TIFF Next Wave Review: '1:54'

(Canada, 105 min.)
Written and directed by Yan England, Writ.
Starring: Antoine Olivier Pilon, Sophie Nélisse, Lou-Pascal Tremblay, David Boutin, Patrice Godin, Robert Naylor, Anthony Therrien, Guillaume Gauthier
Les Films Séville
Mommy star Antoine Olivier Pilon delivers another strong and bold performance with his turn as Tim, a shy and closeted teen in 1:54. The young actor delivers on the promise and the high bar set by his award-winning turn in the Xavier Dolan drama. 1:54 is another entry in the queer Quebec canon as Pilon’s character wrestles with his identity while struggling with a two-fold loss: his best friend and unrequited love, Francis (Robert Naylor). As both a coming of age/coming out of the closet film and study in contemporary cyberbullying, this relevant teen-set drama is a mature snapshot of the challenges facing contemporary youths.

Writer/director Yan England, who previously made the Oscar-nominated short Henry, plunges Tim into an all too realistic high school hell when Francis takes his own life. Francis found himself a target of escalating torment after coming out while standing up to Jeff, (Lou-Pascal Tremblay) the high school bully, but Tim’s fear of facing the same mockery turns him into a kind of St. Peter by denying his friend. Alienation and guilt swallow Tim, and he internalises his shame and isolation as Pilon turns the character inward as if his heart’s been swallowed by a vacuum.

Rather than withdraw, however, Tim decides to outsmart and outpace the bullies. He joins the school running team and proves himself stronger than the rest, until Jeff’s jealousy makes Tim the target of an awful game of cyber-bullying blackmail. England keeps both thumbs feverishly working the buttons of the smartphone and a finger on the cultural pulse as 1:54 realistically tackles the roles that social media and mobile devices play in the schoolyard. 1:54 doesn’t restrict itself to teen-set audiences, though, since the themes of self-acceptance and Tim’s drive to overcome his aggressors are bound to resonate with anyone just as much as the film’s take on plugged-in pressure does.

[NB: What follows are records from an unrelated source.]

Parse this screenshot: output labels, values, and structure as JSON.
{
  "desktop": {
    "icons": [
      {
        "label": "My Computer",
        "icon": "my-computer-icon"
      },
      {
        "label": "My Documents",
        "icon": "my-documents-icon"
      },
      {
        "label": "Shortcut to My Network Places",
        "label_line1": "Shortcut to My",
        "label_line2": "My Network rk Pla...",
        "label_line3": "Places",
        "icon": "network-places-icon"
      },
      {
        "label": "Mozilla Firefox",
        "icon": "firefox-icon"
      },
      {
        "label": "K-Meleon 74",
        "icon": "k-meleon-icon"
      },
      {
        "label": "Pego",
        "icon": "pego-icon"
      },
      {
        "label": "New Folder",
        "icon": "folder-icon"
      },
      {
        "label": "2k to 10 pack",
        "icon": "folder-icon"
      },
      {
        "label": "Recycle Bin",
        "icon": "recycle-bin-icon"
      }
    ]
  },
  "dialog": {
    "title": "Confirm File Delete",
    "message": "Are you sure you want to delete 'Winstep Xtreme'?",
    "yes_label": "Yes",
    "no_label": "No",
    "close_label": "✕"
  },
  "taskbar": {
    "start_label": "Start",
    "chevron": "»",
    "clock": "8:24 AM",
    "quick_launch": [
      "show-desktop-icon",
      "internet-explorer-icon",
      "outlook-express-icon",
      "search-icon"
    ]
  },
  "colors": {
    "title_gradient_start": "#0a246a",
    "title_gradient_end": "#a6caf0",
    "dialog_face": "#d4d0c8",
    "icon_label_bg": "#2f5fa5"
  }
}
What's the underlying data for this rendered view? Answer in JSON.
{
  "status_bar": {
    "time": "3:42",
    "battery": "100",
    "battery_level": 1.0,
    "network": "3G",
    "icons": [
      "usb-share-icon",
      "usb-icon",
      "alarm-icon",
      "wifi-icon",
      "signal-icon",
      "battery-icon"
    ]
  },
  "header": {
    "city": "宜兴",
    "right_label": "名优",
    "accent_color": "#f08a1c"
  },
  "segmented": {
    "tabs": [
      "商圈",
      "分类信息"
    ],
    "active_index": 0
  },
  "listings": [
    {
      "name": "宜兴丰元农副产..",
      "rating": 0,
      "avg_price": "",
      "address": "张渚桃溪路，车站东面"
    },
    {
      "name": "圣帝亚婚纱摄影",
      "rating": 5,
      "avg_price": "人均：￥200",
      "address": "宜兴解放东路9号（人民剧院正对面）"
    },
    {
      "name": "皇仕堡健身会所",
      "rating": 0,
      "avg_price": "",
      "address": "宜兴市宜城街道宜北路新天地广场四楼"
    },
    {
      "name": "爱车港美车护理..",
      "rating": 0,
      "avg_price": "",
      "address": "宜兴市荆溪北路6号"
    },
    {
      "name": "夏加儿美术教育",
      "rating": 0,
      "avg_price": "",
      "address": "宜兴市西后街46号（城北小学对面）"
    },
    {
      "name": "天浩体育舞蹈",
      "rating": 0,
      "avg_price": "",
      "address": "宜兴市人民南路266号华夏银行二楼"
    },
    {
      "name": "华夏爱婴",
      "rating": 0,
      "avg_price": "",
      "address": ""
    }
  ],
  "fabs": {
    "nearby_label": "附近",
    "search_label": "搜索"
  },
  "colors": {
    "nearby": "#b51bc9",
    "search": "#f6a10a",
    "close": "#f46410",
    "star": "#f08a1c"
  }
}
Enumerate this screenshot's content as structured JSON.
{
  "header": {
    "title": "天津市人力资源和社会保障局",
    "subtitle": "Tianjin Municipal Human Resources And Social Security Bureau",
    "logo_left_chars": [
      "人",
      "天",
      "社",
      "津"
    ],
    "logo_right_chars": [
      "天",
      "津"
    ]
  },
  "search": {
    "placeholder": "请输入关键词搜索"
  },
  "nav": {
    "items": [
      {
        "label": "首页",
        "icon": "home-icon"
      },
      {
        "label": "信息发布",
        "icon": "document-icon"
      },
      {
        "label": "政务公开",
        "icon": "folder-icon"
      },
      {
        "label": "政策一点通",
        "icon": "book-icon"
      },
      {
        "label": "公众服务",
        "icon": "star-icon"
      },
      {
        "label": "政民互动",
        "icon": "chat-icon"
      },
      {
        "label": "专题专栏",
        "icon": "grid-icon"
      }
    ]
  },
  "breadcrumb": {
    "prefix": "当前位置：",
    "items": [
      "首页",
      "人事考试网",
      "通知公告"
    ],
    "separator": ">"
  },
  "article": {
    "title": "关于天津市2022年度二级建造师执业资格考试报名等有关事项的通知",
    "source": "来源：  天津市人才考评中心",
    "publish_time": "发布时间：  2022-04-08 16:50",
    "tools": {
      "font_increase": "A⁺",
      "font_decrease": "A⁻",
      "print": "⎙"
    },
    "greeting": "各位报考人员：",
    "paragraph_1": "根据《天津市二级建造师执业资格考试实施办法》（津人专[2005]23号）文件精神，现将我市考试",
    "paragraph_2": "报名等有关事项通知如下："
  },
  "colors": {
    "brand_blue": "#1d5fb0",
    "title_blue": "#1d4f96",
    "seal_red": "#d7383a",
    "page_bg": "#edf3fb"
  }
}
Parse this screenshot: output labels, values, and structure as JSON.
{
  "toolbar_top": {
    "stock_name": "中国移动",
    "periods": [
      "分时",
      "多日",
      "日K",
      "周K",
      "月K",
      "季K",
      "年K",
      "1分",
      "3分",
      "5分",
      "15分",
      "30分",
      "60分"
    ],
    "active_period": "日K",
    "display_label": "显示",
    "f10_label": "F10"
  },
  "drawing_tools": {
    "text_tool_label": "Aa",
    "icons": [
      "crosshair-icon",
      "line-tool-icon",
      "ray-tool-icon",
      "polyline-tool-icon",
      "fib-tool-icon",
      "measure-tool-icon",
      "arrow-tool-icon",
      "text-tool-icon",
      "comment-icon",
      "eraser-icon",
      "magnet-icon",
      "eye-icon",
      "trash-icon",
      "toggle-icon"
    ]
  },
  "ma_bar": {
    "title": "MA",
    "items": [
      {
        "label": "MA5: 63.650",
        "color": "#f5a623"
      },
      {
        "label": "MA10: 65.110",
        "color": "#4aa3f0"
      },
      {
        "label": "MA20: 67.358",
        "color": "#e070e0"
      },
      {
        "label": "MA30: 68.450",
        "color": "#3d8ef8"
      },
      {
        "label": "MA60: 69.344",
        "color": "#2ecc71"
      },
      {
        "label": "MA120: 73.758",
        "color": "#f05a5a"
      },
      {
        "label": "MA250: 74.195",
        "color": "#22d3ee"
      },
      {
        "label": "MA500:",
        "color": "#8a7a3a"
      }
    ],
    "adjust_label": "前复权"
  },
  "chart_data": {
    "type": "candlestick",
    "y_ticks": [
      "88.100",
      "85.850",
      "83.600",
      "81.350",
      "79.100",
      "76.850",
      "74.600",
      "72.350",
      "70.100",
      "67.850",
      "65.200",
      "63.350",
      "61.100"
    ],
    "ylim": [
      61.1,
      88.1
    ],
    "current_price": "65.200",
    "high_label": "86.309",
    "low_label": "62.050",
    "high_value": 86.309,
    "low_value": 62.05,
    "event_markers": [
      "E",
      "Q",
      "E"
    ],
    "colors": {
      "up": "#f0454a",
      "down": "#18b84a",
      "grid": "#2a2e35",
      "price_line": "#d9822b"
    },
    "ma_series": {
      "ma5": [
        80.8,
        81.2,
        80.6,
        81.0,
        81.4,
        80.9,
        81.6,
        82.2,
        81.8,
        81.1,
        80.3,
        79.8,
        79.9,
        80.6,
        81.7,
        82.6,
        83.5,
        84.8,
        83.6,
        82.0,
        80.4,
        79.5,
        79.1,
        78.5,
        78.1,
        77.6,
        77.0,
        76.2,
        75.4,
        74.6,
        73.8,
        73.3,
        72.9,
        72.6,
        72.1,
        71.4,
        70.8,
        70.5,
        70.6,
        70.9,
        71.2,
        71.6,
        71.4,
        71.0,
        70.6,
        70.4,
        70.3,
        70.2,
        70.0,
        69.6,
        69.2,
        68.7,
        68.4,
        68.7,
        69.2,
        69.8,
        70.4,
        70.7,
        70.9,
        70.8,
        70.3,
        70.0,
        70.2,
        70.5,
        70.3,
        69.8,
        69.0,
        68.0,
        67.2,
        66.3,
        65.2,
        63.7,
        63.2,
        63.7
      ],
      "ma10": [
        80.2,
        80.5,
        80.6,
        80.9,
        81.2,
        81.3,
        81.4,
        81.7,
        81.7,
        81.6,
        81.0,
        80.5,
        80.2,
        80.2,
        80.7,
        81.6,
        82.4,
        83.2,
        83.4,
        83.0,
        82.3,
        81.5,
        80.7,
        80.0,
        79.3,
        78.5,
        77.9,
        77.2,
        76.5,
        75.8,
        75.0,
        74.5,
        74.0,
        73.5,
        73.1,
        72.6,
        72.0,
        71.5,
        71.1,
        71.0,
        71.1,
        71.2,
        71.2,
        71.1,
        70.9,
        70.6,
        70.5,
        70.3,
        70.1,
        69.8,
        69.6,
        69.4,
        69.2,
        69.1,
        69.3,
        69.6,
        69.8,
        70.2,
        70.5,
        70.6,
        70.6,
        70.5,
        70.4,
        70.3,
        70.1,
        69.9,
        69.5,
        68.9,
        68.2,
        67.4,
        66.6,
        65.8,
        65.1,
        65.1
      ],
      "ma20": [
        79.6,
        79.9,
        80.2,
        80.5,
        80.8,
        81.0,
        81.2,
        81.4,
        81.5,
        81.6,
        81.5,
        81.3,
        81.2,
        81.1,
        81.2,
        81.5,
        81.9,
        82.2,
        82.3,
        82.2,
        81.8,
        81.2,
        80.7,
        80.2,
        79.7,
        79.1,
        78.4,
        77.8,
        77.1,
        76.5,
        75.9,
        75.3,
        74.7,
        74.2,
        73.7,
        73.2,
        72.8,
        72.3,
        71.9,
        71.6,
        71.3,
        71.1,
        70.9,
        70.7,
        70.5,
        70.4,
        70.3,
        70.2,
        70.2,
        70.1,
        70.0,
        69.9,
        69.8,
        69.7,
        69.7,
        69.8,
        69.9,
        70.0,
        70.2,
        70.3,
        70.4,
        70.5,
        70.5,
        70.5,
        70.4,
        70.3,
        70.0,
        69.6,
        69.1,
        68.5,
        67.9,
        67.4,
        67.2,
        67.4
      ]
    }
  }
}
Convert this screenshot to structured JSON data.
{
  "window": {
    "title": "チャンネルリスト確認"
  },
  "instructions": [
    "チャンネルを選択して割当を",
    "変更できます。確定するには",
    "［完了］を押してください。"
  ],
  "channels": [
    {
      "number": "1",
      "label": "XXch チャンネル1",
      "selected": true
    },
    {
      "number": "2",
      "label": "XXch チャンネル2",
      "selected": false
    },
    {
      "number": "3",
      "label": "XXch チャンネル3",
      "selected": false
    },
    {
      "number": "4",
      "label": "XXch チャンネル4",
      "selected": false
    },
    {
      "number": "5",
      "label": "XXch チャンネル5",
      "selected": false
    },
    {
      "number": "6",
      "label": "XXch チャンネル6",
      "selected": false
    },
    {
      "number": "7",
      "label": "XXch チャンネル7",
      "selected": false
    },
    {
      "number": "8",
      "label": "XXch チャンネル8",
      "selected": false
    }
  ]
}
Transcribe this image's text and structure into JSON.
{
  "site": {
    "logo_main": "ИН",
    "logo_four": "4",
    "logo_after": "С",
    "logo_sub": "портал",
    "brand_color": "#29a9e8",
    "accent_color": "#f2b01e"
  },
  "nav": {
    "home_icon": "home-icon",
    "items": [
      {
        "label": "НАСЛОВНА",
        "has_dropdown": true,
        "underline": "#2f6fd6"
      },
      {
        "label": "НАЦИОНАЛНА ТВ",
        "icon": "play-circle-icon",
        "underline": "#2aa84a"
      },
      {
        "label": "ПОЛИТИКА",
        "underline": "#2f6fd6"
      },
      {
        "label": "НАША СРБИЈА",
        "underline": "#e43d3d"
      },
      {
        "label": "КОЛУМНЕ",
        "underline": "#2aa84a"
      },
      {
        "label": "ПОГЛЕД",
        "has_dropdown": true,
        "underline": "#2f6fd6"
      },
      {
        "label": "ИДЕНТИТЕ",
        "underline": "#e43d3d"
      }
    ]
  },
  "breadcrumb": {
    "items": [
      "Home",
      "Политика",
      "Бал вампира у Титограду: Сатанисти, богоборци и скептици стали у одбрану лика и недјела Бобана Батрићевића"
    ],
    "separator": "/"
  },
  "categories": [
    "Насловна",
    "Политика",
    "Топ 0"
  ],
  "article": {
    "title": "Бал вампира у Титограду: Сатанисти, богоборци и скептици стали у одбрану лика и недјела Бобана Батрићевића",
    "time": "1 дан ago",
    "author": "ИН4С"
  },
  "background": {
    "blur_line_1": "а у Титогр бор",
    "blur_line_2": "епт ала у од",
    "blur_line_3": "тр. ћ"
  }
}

Pilon carries the film with his compelling performance and England casts a strong number of Quebecois up-and-comers alongside him. Sophie Nélisse (Mean Dreams) is a welcome presence as Tim’s friend and ally who comforts him in Francis’s absence, while Tremblay plays the part of the smug, overly confident bully well and gets a slimy sidekick in Pat, played by Anthony Therrien (Corbo), who goes along with everything Jeff does. Pat gets the film’s final word after 1:54 reaches its suspenseful and tragic climax. His statement, void of any remorse or grasp of the severity of his actions, speaks to a generation that fails to connect the consequences of the online world to the real one.

1:54 screens at TIFF’s Next Wave Festival on Sunday, Feb. 19.